An imaging system developed by a Massachusetts company makes visible the chemical activity of tissues deep inside the body. Researchers are using the system to watch the rise and spread of cancer in mice, and pharmaceutical companies are using it to better determine the effects of new drugs in animals. Made by VisEn Medical of Woburn, the molecular imaging system is allowing researchers to see deeper into the body and look at a wider range of chemical activity than is possible with existing imaging techniques.

Conventional imaging techniques, such as magnetic resonance imaging, give only anatomical information–they allow doctors to see the shape and size of tumors, for example. Researchers hope new molecular imaging technologies that provide information on the activity of tissues, as VisEn’s technology does, will help doctors diagnose diseases earlier, monitor whether treatments are working, and even provide guidance during surgery. (See “Watching Cancer Cells Die” and “Seeing Tumors with Quantum Dots.”)

The VisEn molecular imaging system relies on large fluorescent-protein probes that interact with disease-related proteins in the body and allow researchers to see where they are and in what concentrations. Some of these probe proteins constantly emit fluorescent light. Others, which provide clearer images, don’t emit any light when they’re injected in the body but light up when they are cleaved by specific proteins in the body. One probe protein detects an enzyme that helps tumors “chew up surrounding tissue” so that they can grow and spread, says Jeff Peterson, director of applied biology at VisEn. Other probes include one that detects a protein implicated in the bone changes associated with cancer and arthritis.

By measuring the intensity of fluorescence from the probes, researchers can find disease sites. Each probe fluoresces at a different wavelength, so it’s possible to look for many different kinds of activities at once. For example, a researcher might look for bone-building and tissue-chewing proteins in breast tumors to determine how aggressive they are.

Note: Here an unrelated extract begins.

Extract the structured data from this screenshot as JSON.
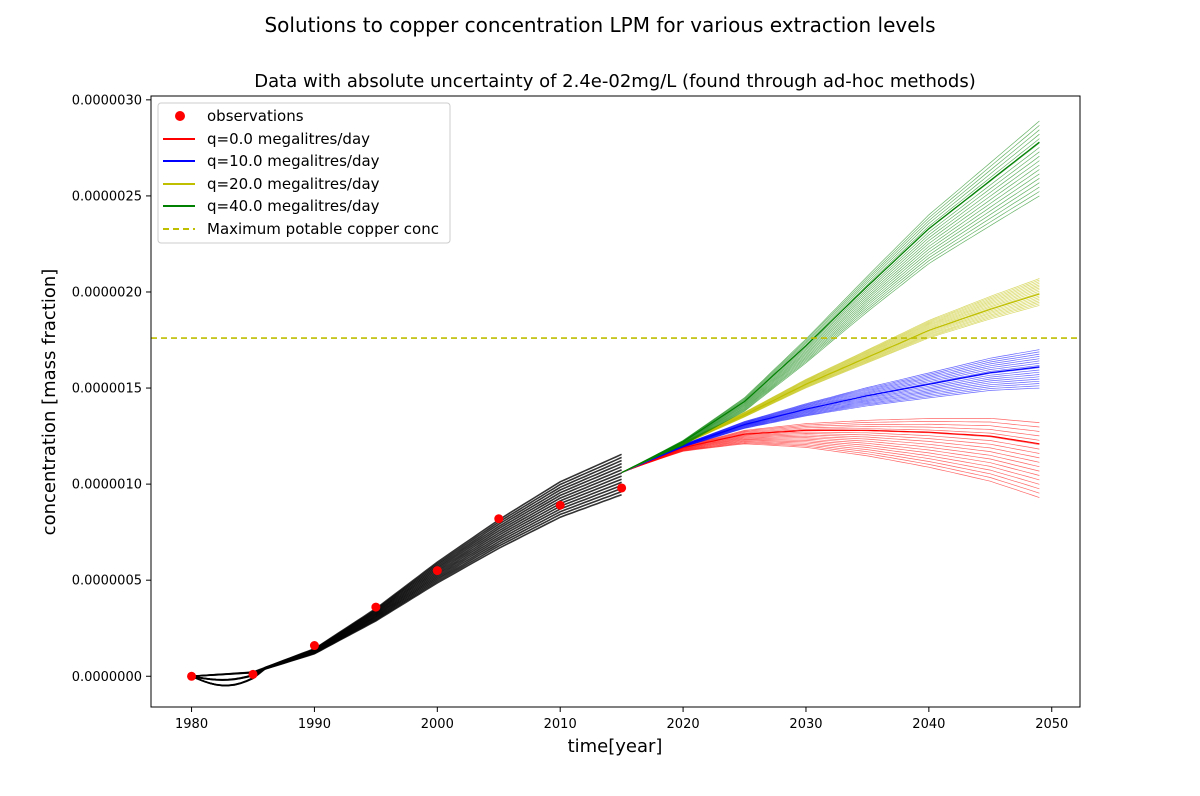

Because molecular imaging allows researchers to watch tissue activity in real time in live animals, “you can understand earlier if you’re really modifying a disease with a drug,” rather than just controlling symptoms, Peterson points out. He says that a pilot study with a pharmaceutical company demonstrated that for arthritis, imaging inflammatory proteins in live animals works as well as examining tissue from dead animals under the microscope. VisEn is collaborating with Merck, Eli Lilly, and other pharmaceutical companies.

Light from the VisEn probes is captured in pictures taken from multiple angles by a near-infrared camera. These pictures are then mathematically reconstructed into a 3-D image, which is projected for context onto a simple white-light photograph of the animal. Other molecular imaging systems that use fluorescent probes can’t provide 3-D images and can’t penetrate deep into the animal. VisEn’s technology, says Peterson, is most comparable to positron emission tomography (PET). But PET scanning uses radioactive probes, requires a particle accelerator, and can’t measure protein activity level.

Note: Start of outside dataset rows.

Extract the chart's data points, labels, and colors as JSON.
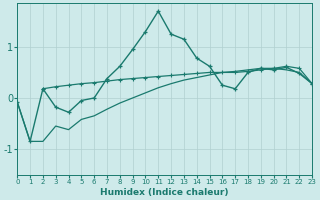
{
  "xlabel": "Humidex (Indice chaleur)",
  "bg_color": "#ceeaea",
  "line_color": "#1a7a6e",
  "grid_color": "#b0d0d0",
  "xlim": [
    0,
    23
  ],
  "ylim": [
    -1.5,
    1.85
  ],
  "x_ticks": [
    0,
    1,
    2,
    3,
    4,
    5,
    6,
    7,
    8,
    9,
    10,
    11,
    12,
    13,
    14,
    15,
    16,
    17,
    18,
    19,
    20,
    21,
    22,
    23
  ],
  "y_ticks": [
    -1,
    0,
    1
  ],
  "zigzag_x": [
    0,
    1,
    2,
    3,
    4,
    5,
    6,
    7,
    8,
    9,
    10,
    11,
    12,
    13,
    14,
    15,
    16,
    17,
    18,
    19,
    20,
    21,
    22,
    23
  ],
  "zigzag_y": [
    -0.08,
    -0.85,
    0.18,
    -0.18,
    -0.28,
    -0.05,
    0.0,
    0.38,
    0.62,
    0.95,
    1.3,
    1.7,
    1.25,
    1.15,
    0.78,
    0.62,
    0.25,
    0.18,
    0.5,
    0.58,
    0.55,
    0.6,
    0.48,
    0.28
  ],
  "upper_x": [
    2,
    3,
    4,
    5,
    6,
    7,
    8,
    9,
    10,
    11,
    12,
    13,
    14,
    15,
    16,
    17,
    18,
    19,
    20,
    21,
    22,
    23
  ],
  "upper_y": [
    0.18,
    0.22,
    0.25,
    0.28,
    0.3,
    0.33,
    0.36,
    0.38,
    0.4,
    0.42,
    0.44,
    0.46,
    0.48,
    0.5,
    0.5,
    0.5,
    0.52,
    0.55,
    0.58,
    0.62,
    0.58,
    0.28
  ],
  "lower_x": [
    0,
    1,
    2,
    3,
    4,
    5,
    6,
    7,
    8,
    9,
    10,
    11,
    12,
    13,
    14,
    15,
    16,
    17,
    18,
    19,
    20,
    21,
    22,
    23
  ],
  "lower_y": [
    -0.08,
    -0.85,
    -0.85,
    -0.55,
    -0.62,
    -0.42,
    -0.35,
    -0.22,
    -0.1,
    0.0,
    0.1,
    0.2,
    0.28,
    0.35,
    0.4,
    0.45,
    0.5,
    0.52,
    0.55,
    0.58,
    0.58,
    0.55,
    0.5,
    0.28
  ]
}
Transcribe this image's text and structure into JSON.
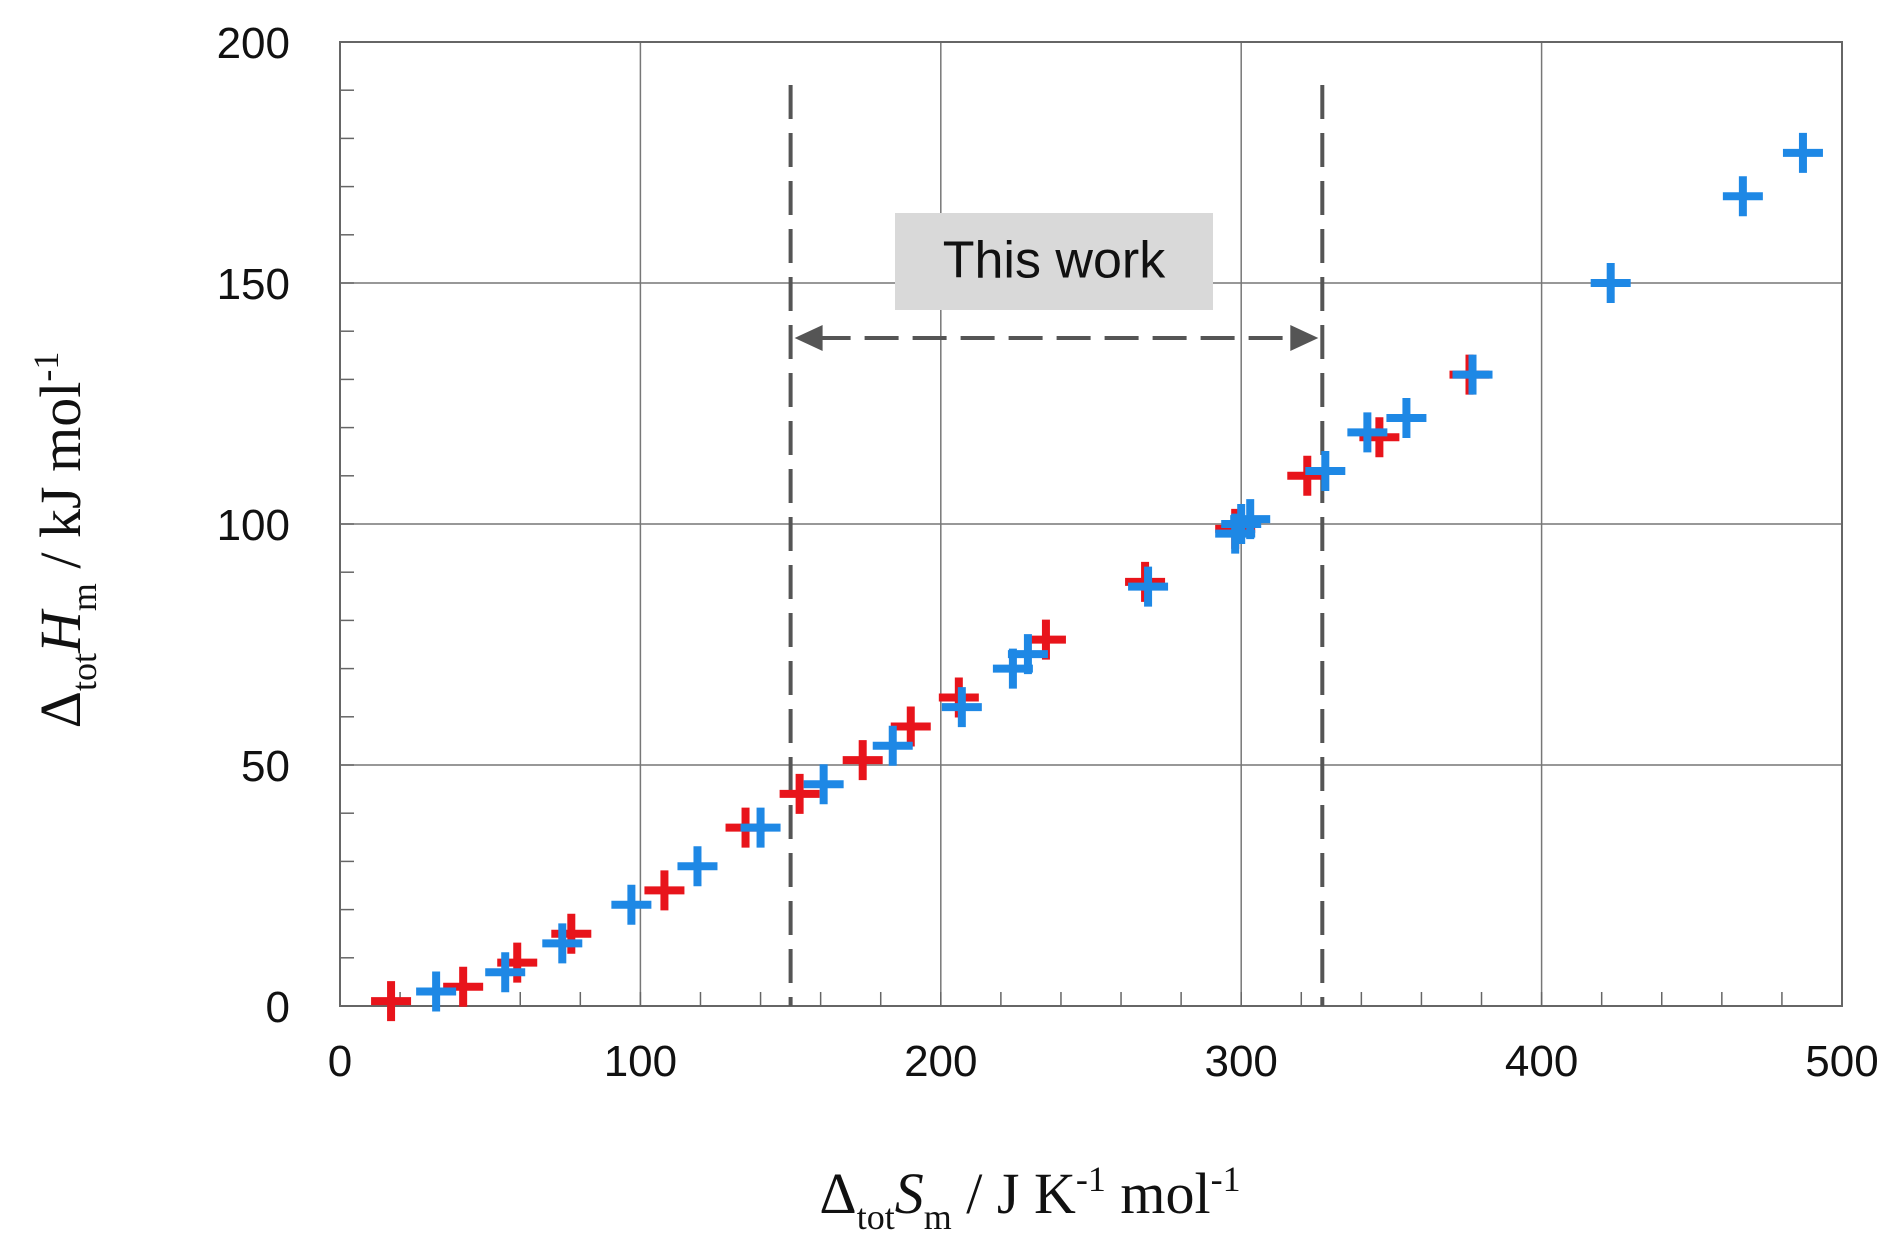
{
  "chart_data": {
    "type": "scatter",
    "title": "",
    "xlabel": {
      "prefix": "Δ",
      "sub1": "tot",
      "symbol": "S",
      "sub2": "m",
      "units_a": " / J K",
      "sup": "-1",
      "units_b": " mol",
      "sup2": "-1"
    },
    "ylabel": {
      "prefix": "Δ",
      "sub1": "tot",
      "symbol": "H",
      "sub2": "m",
      "units": " / kJ mol",
      "sup": "-1"
    },
    "xlim": [
      0,
      500
    ],
    "ylim": [
      0,
      200
    ],
    "x_ticks": [
      0,
      100,
      200,
      300,
      400,
      500
    ],
    "y_ticks": [
      0,
      50,
      100,
      150,
      200
    ],
    "x_tick_labels": [
      "0",
      "100",
      "200",
      "300",
      "400",
      "500"
    ],
    "y_tick_labels": [
      "0",
      "50",
      "100",
      "150",
      "200"
    ],
    "grid": true,
    "annotation": {
      "text": "This work",
      "x_range": [
        150,
        327
      ]
    },
    "series": [
      {
        "color": "#e8141b",
        "points": [
          [
            17,
            1
          ],
          [
            41,
            4
          ],
          [
            59,
            9
          ],
          [
            77,
            15
          ],
          [
            108,
            24
          ],
          [
            135,
            37
          ],
          [
            153,
            44
          ],
          [
            174,
            51
          ],
          [
            190,
            58
          ],
          [
            206,
            64
          ],
          [
            235,
            76
          ],
          [
            268,
            88
          ],
          [
            298,
            99
          ],
          [
            322,
            110
          ],
          [
            346,
            118
          ],
          [
            376,
            131
          ]
        ]
      },
      {
        "color": "#1e88e5",
        "points": [
          [
            32,
            3
          ],
          [
            55,
            7
          ],
          [
            74,
            13
          ],
          [
            97,
            21
          ],
          [
            119,
            29
          ],
          [
            140,
            37
          ],
          [
            161,
            46
          ],
          [
            184,
            54
          ],
          [
            207,
            62
          ],
          [
            224,
            70
          ],
          [
            229,
            73
          ],
          [
            269,
            87
          ],
          [
            298,
            98
          ],
          [
            300,
            100
          ],
          [
            303,
            101
          ],
          [
            328,
            111
          ],
          [
            342,
            119
          ],
          [
            355,
            122
          ],
          [
            377,
            131
          ],
          [
            423,
            150
          ],
          [
            467,
            168
          ],
          [
            487,
            177
          ]
        ]
      }
    ]
  }
}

Kay Macleod, assistant professor of cancer research at the University of Chicago, is using the probes to study the course of breast cancer in mice. If she were using other imaging methods, says Macleod, she would have to perform surgery on the animals in order to get the laser and camera close enough to the tumors. VisEn’s infrared imaging system reveals tumors deep inside mice, eliminating the need for surgery.

VisEn is applying to the Federal Drug Administration for permission to begin testing the imaging method in humans to look for cancer and atherosclerosis. One challenge is that while the near-infrared light emitted by the probes can pass all the way through mice, it’s absorbed as it passes through humans. Peterson says that the company will develop endoscopes and catheters to bring near-infrared cameras close to human tissues in hopes of guiding surgeons to the ones that are diseased.